In this Appendix we give proofs for the asymptotic results from Lemmas 2.1 and 2.2. They follow similar outlines as their counterparts based on R̃(x) in BK and Bhattacharya and Lin (2010), hence we provide only brief sketches here.

Proof of Lemma 2.1 (Sketch)

The core approach of our result is to establish that ξ̃_100π and ξ_100π both lie in an interval such that |ξ̃_100π − ξ_100π| shrinks to zero as n → ∞ and N* → ∞, and where (2.4) is satisfied. To do so, one shows that under these conditions p̃_i converges to R(x_i) uniformly for all i, and from this that {p̃_i − p̃₁}/{1 − p̃₁} converges to R_E(x_i). Since the p̃_is are monotone non-decreasing, it follows that linearly interpolating the quantities {p̃_i − p̃₁}/{1 − p̃₁} as in (2.3) produces an estimator that converges a.s. to the extra risk at dose x for all $x\in \left[x_{\text{o}},x_{\text{o}}^{\prime }\right]$, where $0<{\varphi }_{\text{o}}=R_E(x_{\text{o}})<{\varphi }_{\text{o}}^{\prime }=R_E(x_{\text{o}}^{\prime })<1$, provided R(0) ≥ ϕ_o. [If R(0) = 0, then the problem reduces to the setting in BK.] Viewing ξ_100π as the inverse of the strictly increasing extra risk function with a derivative bounded away from zero, this is a continuous function of π = BMR, as is ξ̃_100π. One then shows that if ξ̃_100π is found by inverting R̃_E(x), |ξ̃_100π − ξ_100π| will be bounded above by a value that itself approaches zero, and hence ξ̃_100π will converge to ξ_100π, uniformly, with probability one, on the interval $\left[{\varphi }_{\text{o}},{\varphi }_{\text{o}}^{\prime }\right]$. This attains an outcome complementary to that achieved by BK, extending their results to estimation of R_E(x) and ξ_100π via (2.3) and (2.5), respectively.

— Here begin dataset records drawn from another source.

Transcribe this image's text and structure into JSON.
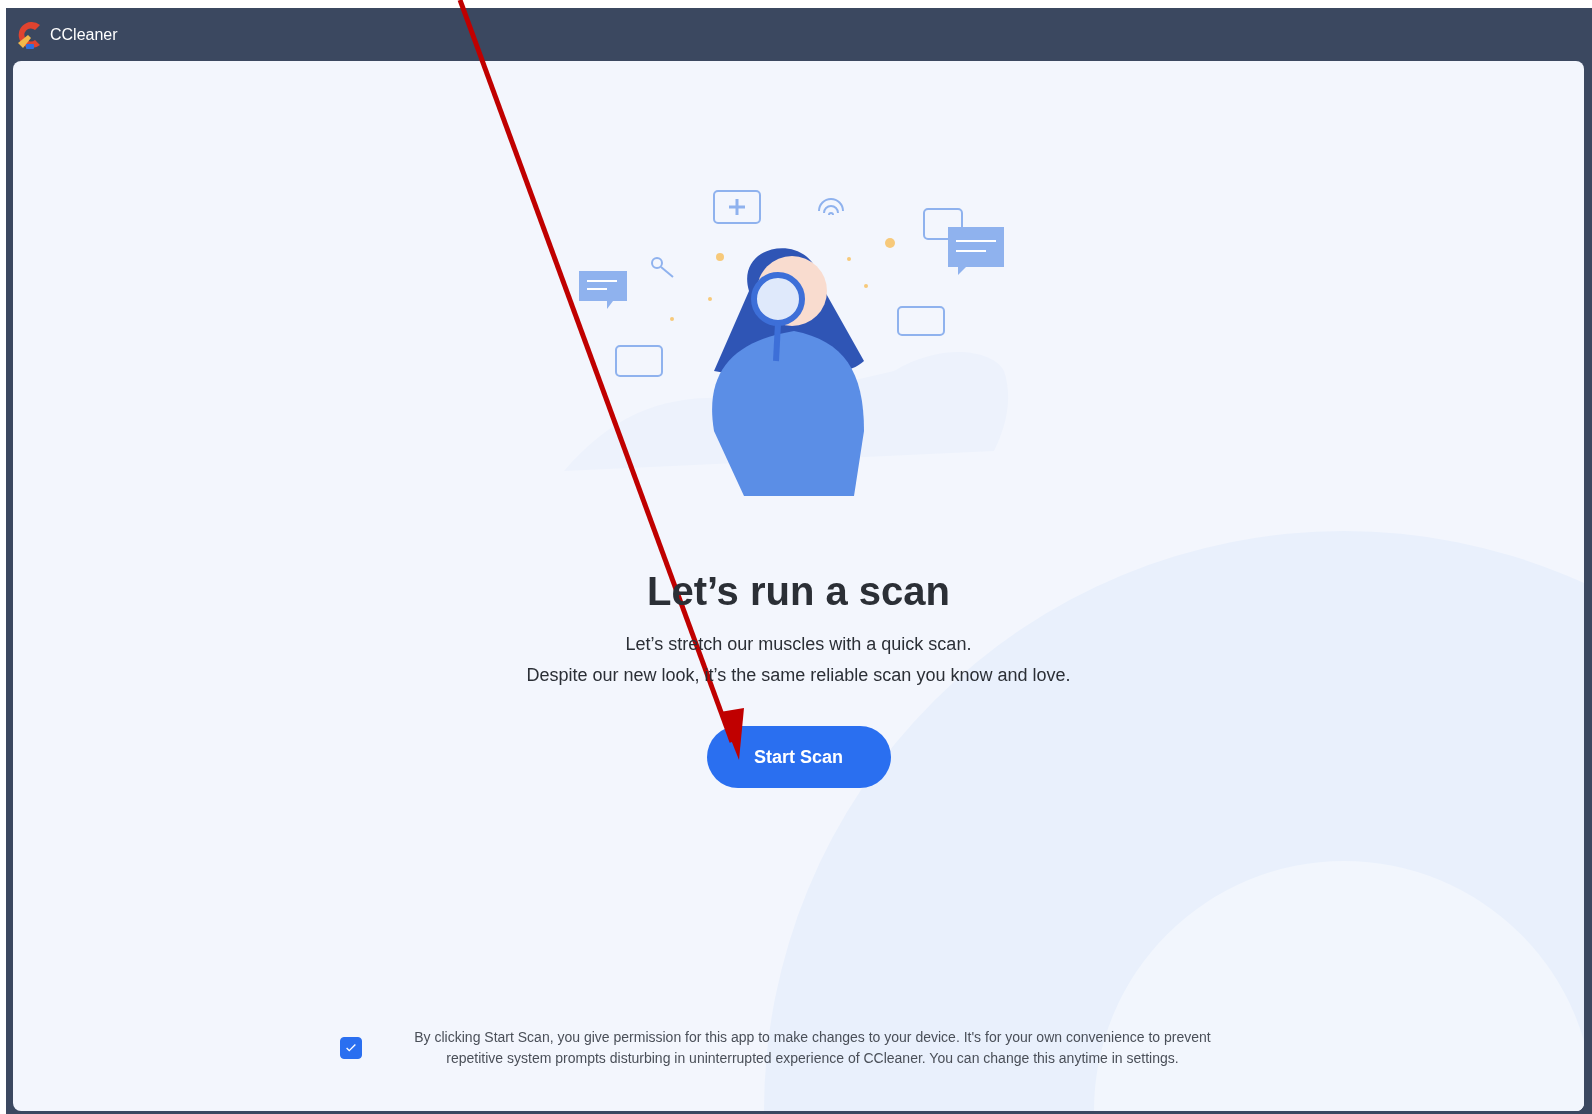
{
  "window": {
    "title": "CCleaner"
  },
  "heading": "Let’s run a scan",
  "subtitle_lines": [
    "Let’s stretch our muscles with a quick scan.",
    "Despite our new look, it’s the same reliable scan you know and love."
  ],
  "primary_button": {
    "label": "Start Scan"
  },
  "consent": {
    "checked": true,
    "text": "By clicking Start Scan, you give permission for this app to make changes to your device. It's for your own convenience to prevent repetitive system prompts disturbing in uninterrupted experience of CCleaner. You can change this anytime in settings."
  }
}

Proof of Lemma 2.2 (Sketch)

The proof of asymptotic normality for ξ̃_100π extends arguments given by Bhattacharya and Lin (2010). Fix π = BMR ∈ (0, 1) and denote the associated, true BMD at that π as ξ_100π, satisfying {R(ξ_100π) − R(0)}/{1 − R(0)} = π. Recognize that for a given value of R(0), R_E(x) is a monotone function of R(x). In terms of R(·), we can define ξ_100π via R(ξ_100π) = R(0) + π{1 − R(0)}; the corresponding PAV-based estimator ξ̃_100π satisfies R̃(ξ̃_100π) = p₁ + π(1 − p₁), where R̃ is given in (2.2). We have then essentially reframed the problem in terms of the original risk function, as in BK and Bhattacharya and Lin (2010). As BK showed, as both N* and n approach ∞, and with R(x) strictly increasing in a neighborhood of ξ_100π, the monotonized MLE will collapse to the usual MLE, i.e., one may view p̃_i → p_i (i = 1, …, n). Now take advantage of the independence among the p_is and, under the conditions listed in Lemma 2.2, apply Theorem 2.3(a) from Bhattacharya and Lin (2010), which specifies the asymptotic normality of estimators based on inverting the PAV-estimated risk function. Here, conditional on p₁ we apply their Theorem to ξ̃_100π and achieve the result given in the statement of the Lemma.